Additionally, it is possible to define your own phase transformation models to use in a simulation, and experimental calibration may be necessary for a given phase transformation. It is also possible to compute common phase transformation diagrams to facilitate calibration against experimental data, such as continuous cooling transformation (CCT) and time temperature transformation (TTT) diagrams.
Stresses and strains are computed using the effective material properties of the compound material, which are generally temperature and phase-composition dependent. The elastoplastic behavior of the compound material is averaged across the individual phases. In the case where one phase is significantly harder than the others, a nonlinear weighting scheme can be used to model the effective initial yield stress of the compound material. There is a plastic recovery option for ensuring that phases appear gradually and devoid of prior plastic straining. The volume reference temperature and thermal expansion coefficient are used to compute a thermal strain tensor in each phase. The thermal strain tensors of the phases are averaged into a thermal strain of the compound material. For more advanced structural analyses, the Metal Processing Module can be combined with the Structural Mechanics Module.

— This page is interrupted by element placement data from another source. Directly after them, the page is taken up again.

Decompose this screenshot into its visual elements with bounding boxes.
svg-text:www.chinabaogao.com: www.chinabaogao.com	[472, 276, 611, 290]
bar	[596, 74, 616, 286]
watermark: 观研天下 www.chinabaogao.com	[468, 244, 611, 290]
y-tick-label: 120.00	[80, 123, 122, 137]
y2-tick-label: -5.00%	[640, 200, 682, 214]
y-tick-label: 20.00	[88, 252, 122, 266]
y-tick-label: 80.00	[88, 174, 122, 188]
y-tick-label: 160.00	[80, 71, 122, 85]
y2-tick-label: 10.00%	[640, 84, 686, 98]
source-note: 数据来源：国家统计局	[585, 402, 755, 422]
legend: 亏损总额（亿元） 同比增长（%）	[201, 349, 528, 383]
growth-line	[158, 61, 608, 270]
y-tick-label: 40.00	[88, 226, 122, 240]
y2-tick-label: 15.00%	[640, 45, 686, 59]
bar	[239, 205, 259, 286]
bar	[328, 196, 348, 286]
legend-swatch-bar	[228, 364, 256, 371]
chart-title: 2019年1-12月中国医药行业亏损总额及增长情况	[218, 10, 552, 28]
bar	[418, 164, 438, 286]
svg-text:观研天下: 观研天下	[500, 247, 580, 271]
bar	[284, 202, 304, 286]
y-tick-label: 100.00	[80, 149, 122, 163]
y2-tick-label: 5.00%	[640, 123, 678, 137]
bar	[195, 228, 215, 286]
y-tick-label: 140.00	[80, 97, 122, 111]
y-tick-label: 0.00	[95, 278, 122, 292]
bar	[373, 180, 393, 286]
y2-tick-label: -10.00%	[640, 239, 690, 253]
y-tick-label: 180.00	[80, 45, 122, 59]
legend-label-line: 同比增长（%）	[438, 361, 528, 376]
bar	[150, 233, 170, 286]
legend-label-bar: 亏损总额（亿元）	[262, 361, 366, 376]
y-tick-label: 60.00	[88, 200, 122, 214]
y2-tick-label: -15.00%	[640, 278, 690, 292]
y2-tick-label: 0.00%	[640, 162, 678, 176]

The Metal Processing Module is equipped to model heat transport by using the full heat equation in the analysis. Additionally, the thermal conductivity, density, and specific heat capacity can be temperature dependent, and can even depend on the current phase composition. For example, the thermal conductivity of austenite is different from that of ferrite, and as the phase fractions evolve, so will the thermal conductivity of the compound material. For more advanced heat transfer analyses, the Metal Processing Module can be combined with the Heat Transfer Module.
Importing Material Properties
If you add the AC/DC Module, you can perform induction hardening simulations, where you use the calculated temperature field from an induction heating simulation as the input to a quenching simulation.